Histoire de l'astronomie


Une vision géocentrique de l'univers (5/7)

La théorie des excentriques et des épicycles

La théorie de l'excentrique fixe suppose que l'astre étudié décrive une trajectoire circulaire autour de la Terre, supposée immobile. La Terre T n'occupe toutefois pas le centre C de cette orbite. Aussi la distance séparant une planète de la Terre, par exemple, varie-t-elle au cours du temps. La planète apparaîtra donc d'autant plus brillante que sa distance à la Terre sera faible : cette planète, située alors à l'opposé du Soleil par rapport à la Terre, sera dite en opposition.

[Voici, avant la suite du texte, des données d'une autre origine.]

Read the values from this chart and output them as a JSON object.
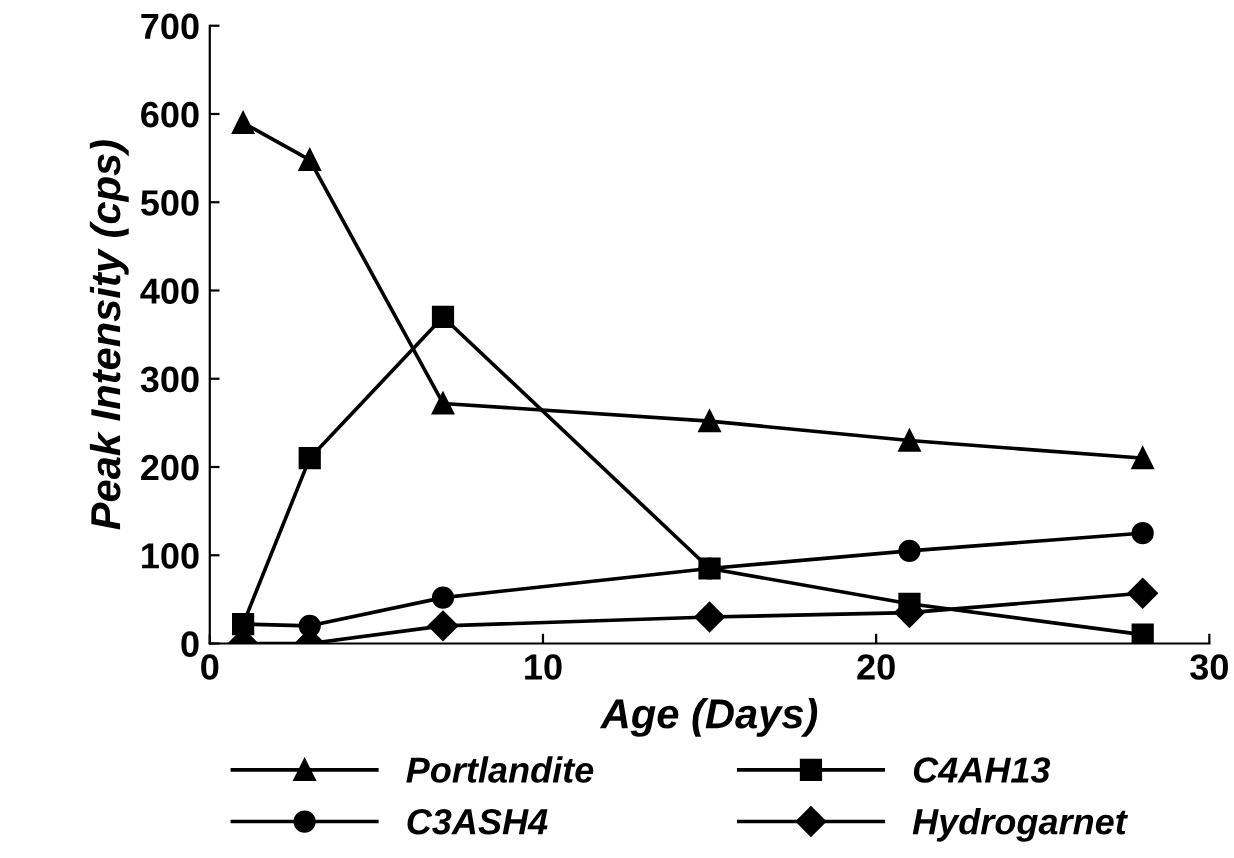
{
  "chart_data": {
    "type": "line",
    "xlabel": "Age (Days)",
    "ylabel": "Peak Intensity (cps)",
    "x": [
      1,
      3,
      7,
      15,
      21,
      28
    ],
    "series": [
      {
        "name": "Portlandite",
        "color": "#000000",
        "marker": "triangle",
        "values": [
          590,
          548,
          272,
          252,
          230,
          210
        ]
      },
      {
        "name": "C4AH13",
        "color": "#000000",
        "marker": "square",
        "values": [
          22,
          210,
          370,
          85,
          45,
          10
        ]
      },
      {
        "name": "C3ASH4",
        "color": "#000000",
        "marker": "circle",
        "values": [
          22,
          20,
          52,
          85,
          105,
          125
        ]
      },
      {
        "name": "Hydrogarnet",
        "color": "#000000",
        "marker": "diamond",
        "values": [
          0,
          0,
          20,
          30,
          35,
          57
        ]
      }
    ],
    "xlim": [
      0,
      30
    ],
    "xticks": [
      0,
      10,
      20,
      30
    ],
    "ylim": [
      0,
      700
    ],
    "yticks": [
      0,
      100,
      200,
      300,
      400,
      500,
      600,
      700
    ],
    "grid": false,
    "legend": "bottom",
    "line_style": "solid"
  }
}
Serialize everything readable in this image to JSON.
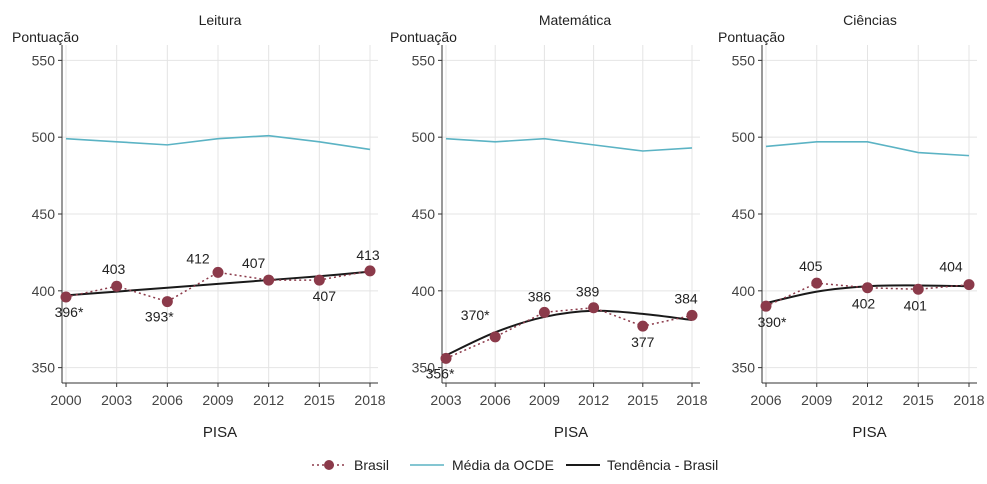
{
  "colors": {
    "brasil": "#8b3a4a",
    "ocde": "#5bb3c4",
    "trend": "#1a1a1a",
    "grid": "#e4e4e4",
    "axis": "#333333"
  },
  "legend": {
    "brasil": "Brasil",
    "ocde": "Média da OCDE",
    "trend": "Tendência - Brasil"
  },
  "chart_data": [
    {
      "type": "line",
      "title": "Leitura",
      "ylabel": "Pontuação",
      "xlabel": "PISA",
      "ylim": [
        340,
        560
      ],
      "yticks": [
        350,
        400,
        450,
        500,
        550
      ],
      "x": [
        2000,
        2003,
        2006,
        2009,
        2012,
        2015,
        2018
      ],
      "series": [
        {
          "name": "Brasil",
          "values": [
            396,
            403,
            393,
            412,
            407,
            407,
            413
          ],
          "labels": [
            "396*",
            "403",
            "393*",
            "412",
            "407",
            "407",
            "413"
          ]
        },
        {
          "name": "Média da OCDE",
          "values": [
            499,
            497,
            495,
            499,
            501,
            497,
            492
          ]
        },
        {
          "name": "Tendência - Brasil",
          "values": [
            397,
            399.5,
            402,
            404.5,
            407,
            409.5,
            412.5
          ]
        }
      ]
    },
    {
      "type": "line",
      "title": "Matemática",
      "ylabel": "Pontuação",
      "xlabel": "PISA",
      "ylim": [
        340,
        560
      ],
      "yticks": [
        350,
        400,
        450,
        500,
        550
      ],
      "x": [
        2003,
        2006,
        2009,
        2012,
        2015,
        2018
      ],
      "series": [
        {
          "name": "Brasil",
          "values": [
            356,
            370,
            386,
            389,
            377,
            384
          ],
          "labels": [
            "356*",
            "370*",
            "386",
            "389",
            "377",
            "384"
          ]
        },
        {
          "name": "Média da OCDE",
          "values": [
            499,
            497,
            499,
            495,
            491,
            493
          ]
        },
        {
          "name": "Tendência - Brasil",
          "values": [
            358,
            373,
            383,
            387,
            385,
            381
          ]
        }
      ]
    },
    {
      "type": "line",
      "title": "Ciências",
      "ylabel": "Pontuação",
      "xlabel": "PISA",
      "ylim": [
        340,
        560
      ],
      "yticks": [
        350,
        400,
        450,
        500,
        550
      ],
      "x": [
        2006,
        2009,
        2012,
        2015,
        2018
      ],
      "series": [
        {
          "name": "Brasil",
          "values": [
            390,
            405,
            402,
            401,
            404
          ],
          "labels": [
            "390*",
            "405",
            "402",
            "401",
            "404"
          ]
        },
        {
          "name": "Média da OCDE",
          "values": [
            494,
            497,
            497,
            490,
            488
          ]
        },
        {
          "name": "Tendência - Brasil",
          "values": [
            392,
            399.5,
            403,
            403.5,
            403
          ]
        }
      ]
    }
  ]
}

Lors de sa conjonction en revanche, son éclat apparaîtra bien plus faible. Ainsi s'expliquaient les variations de l'éclat apparent de Mars et de Vénus, observées de longue date. La théorie de l'excentrique mobile assignera quant à elle à ce point C un mouvement circulaire autour de la Terre, en sens opposé à celui de l'astre étudié. Dans l'un et l'autre cas, le centre de l'orbite planétaire se situe sur la droite joignant la Terre au Soleil ; elle est donc excentrée par rapport à la Terre. D'où l'appellation de cette théorie, qui ne rendra en réalité qu'imparfaitement compte du mouvement apparent des planètes. Comment expliquer en effet le fait que les planètes Mercure et Vénus ne s'éloignent jamais plus de 24 ou 44 degrés du Soleil, en considérant leurs orbites comme extérieures à celle du Soleil dans un système géocentrique ?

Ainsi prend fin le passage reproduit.